When temptation knocks, or …

… How to stay happily married to your current Work in Progress!

Aren’t you tempted by this … shapely …

My workload currently consists of the aforementioned Works in Progress. And because life threw its usual chaos at me, I have to focus on just the most important (which is, imminent and paid) tasks. I have to go with my head and not my heart there. My head says, money first. I need to do the paid editing work, and finish the story that is being published in monthly instalments. I also need to do all that comes with it, and network, blog, research …

BUT my heart is constantly interfering with new ideas for stories I could write asap. I made notes for a Viking short story, then put it aside. And there is one story (a Viking shieldmaiden novel idea) that is VERY insistent I should start work on it RIGHT NOW. I have to turn down its flirtatious advances (these shiny, new story ideas can be so … sexy — I have to force my eyes off of them!).

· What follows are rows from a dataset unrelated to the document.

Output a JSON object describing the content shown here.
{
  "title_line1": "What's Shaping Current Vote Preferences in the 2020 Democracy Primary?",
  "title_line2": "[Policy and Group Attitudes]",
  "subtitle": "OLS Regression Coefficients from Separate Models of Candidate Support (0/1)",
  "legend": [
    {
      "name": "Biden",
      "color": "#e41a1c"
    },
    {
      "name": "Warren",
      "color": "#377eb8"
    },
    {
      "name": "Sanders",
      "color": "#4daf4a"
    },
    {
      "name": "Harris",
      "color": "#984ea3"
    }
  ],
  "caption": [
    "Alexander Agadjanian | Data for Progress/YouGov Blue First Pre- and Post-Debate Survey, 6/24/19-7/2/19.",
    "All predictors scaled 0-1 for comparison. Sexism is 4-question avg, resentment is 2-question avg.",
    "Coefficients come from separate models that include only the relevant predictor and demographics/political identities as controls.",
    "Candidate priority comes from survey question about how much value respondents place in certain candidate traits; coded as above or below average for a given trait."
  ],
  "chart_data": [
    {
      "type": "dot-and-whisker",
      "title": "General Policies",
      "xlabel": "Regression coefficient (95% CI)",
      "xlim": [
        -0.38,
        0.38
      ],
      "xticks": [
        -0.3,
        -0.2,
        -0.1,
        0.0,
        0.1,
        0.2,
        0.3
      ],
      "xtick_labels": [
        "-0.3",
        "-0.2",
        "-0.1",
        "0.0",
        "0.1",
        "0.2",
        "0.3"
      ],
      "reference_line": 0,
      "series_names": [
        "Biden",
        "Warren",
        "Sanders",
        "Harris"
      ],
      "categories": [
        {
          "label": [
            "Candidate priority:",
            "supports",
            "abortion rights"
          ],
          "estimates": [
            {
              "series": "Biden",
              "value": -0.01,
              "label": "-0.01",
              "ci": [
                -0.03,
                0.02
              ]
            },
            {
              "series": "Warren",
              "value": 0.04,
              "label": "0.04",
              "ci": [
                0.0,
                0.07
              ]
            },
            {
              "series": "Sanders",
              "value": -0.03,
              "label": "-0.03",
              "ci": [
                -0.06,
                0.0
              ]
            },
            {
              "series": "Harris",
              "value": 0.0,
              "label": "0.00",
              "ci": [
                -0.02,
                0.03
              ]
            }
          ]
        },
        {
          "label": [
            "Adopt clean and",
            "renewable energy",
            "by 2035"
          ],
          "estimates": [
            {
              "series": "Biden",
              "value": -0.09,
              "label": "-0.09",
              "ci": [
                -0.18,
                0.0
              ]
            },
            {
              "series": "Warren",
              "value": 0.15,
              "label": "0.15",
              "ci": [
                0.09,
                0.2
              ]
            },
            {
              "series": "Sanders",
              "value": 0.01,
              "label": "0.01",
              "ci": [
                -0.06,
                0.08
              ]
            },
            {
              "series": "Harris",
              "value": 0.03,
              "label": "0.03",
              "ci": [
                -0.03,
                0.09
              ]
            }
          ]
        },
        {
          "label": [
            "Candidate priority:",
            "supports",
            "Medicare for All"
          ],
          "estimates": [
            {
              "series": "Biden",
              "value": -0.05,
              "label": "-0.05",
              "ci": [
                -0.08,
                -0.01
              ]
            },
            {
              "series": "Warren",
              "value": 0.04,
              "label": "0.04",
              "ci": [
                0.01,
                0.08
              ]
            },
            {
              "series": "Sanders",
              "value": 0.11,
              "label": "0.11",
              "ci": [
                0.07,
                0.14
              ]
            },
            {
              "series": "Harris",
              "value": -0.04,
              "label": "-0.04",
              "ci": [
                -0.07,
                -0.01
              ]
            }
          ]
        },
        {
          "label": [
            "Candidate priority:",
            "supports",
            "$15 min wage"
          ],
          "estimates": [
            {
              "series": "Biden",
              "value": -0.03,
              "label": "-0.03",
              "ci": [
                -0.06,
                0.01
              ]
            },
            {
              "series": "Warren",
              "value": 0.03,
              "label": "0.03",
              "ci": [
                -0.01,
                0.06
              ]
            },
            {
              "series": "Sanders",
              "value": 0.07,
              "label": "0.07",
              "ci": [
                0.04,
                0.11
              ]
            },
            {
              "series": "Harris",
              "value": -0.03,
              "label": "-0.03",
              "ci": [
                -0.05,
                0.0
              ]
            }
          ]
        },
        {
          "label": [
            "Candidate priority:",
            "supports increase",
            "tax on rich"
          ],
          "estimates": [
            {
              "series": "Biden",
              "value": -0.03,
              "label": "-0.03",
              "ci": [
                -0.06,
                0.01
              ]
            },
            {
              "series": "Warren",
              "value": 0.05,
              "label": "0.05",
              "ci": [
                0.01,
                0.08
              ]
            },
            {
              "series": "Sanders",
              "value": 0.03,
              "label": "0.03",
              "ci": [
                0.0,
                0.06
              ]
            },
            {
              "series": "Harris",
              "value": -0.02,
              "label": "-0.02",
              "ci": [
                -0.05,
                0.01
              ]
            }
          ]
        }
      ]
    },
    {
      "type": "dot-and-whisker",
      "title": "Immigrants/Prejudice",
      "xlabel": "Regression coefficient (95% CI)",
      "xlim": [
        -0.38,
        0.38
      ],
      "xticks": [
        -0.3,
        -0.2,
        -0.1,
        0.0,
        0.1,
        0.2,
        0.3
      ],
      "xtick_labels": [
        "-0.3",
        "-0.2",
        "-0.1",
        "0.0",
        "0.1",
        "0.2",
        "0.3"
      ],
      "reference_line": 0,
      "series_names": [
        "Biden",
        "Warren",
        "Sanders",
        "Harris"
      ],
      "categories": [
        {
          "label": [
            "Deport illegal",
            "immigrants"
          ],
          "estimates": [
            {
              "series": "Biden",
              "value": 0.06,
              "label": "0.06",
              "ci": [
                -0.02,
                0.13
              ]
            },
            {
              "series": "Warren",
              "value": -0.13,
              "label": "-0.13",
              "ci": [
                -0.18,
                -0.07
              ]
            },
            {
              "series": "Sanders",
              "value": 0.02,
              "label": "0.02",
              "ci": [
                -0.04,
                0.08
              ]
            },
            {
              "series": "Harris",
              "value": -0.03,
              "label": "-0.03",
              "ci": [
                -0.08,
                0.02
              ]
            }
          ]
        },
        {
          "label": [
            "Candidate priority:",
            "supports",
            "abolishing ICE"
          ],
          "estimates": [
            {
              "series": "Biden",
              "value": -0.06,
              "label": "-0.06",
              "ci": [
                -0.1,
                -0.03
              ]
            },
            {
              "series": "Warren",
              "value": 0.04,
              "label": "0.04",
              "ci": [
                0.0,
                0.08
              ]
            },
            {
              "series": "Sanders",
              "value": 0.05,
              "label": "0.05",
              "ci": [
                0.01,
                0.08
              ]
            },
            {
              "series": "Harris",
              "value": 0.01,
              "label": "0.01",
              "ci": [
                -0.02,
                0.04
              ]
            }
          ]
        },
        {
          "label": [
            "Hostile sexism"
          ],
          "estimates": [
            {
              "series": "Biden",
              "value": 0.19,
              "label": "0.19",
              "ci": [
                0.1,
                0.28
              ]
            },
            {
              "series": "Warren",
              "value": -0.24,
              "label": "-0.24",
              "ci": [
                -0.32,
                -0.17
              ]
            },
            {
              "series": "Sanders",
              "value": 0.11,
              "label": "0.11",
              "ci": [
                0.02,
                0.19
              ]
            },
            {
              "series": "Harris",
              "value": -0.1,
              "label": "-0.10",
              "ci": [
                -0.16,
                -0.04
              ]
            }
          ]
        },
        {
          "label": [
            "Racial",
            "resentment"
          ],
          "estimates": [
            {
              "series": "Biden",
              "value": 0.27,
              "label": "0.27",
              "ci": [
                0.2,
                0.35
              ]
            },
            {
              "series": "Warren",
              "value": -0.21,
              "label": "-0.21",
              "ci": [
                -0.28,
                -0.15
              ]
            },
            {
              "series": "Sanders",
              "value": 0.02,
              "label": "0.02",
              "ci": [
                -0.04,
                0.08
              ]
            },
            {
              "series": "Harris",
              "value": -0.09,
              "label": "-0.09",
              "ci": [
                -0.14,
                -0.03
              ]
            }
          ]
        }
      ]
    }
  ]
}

I wake in the mornings, dozy from sleep, and have the most attractive plot and character ideas. So I think about them, I take notes, but I put them aside! I’m being a good girl, not giving in to the temptation. Later, later. Just wait, you sexy, bold, attention-seeking story idea. I’ll get back to you, we will have so much fun.

But not NOW.

Because at the moment, I’m married to another story. The historical, serialised Eifel novel. It is not finished yet, plus I need to carve out those short bits I can use for the magazine that is publishing it. And we want to make the long version a printed book. Yes, this year. So you can see where this is going, can’t you? Pressure. Priority. Focus. Eyes on one and only THE one book. No matter how used to each other me and story-spouse are and how well I know all sides to it … it is my current partner, and there is no way I can give in to that hot, new story idea AND keep my present story spouse happy. I am faithful, in a way. Technically, I don’t act on the temptation. But the thoughts, the fantasising about that other “story dude” … omg, I am working hard to reign in the lust!

So I’m writing all my fantasies down, to put them aside. I add to them if the new story dude keeps distracting me with new flirtatious advances. I have to stay strong, just give him a shy glance (well, okay, maybe I openly stare, but hell — he’s got so much to offer!), then move on and back “home” (alone!) to where my current story is waiting for my full attention. We’ve come a long way together, we enjoyed most of the time together, we had highs and lows, we are still a team and need to stick together until the end. Well, until its end. A healthy writer-story-relationship has to find a natural end at some point.

Then I will be free to move on. One day. Hopefully a soonish day. I will give my current story one long, last look, a tight hug, I’ll even shed a tear for all the lovely times we had. And it will hopefully still be very handsome to look at. Solid. Attractive even. But to OTHERS — the readers then! I’ll just wish it good luck and move on. Okay, okay. We were so close, I think I’ll from time to time watch my old partner from a distance and see how it is doing. I still love it, no matter how strong my attraction to that new story idea may be. I will always love it, for our emotional past. But it won’t have my hungry hands on it, but those of the new lovers of my story, I hope. Once I let it go, I want readers’ hands all over it. Relishing its attraction. Hehe.

And then, finally, I will be free once again!

For that sexy, irresistible new story. For however long the new partnership with my next common-law story-spouse will last. I am determined to give it my all, make it (no: “us”) work and be a passionate, faithful lover until …

Well. You know. Not long, and another story idea will throw me lusty glances, beckon me over with an irresistible smile.

But NO.

I know I’ll get my fingers burnt the moment I abandon a current story spouse and give in to temptation too early.

 

And now over to YOUR temptations! Readers and writers alike, which ideas distracted you from current stories, made you give in to them too early or too late or not at all? How do you react to those flirtatious advances of all the dozens of new ideas?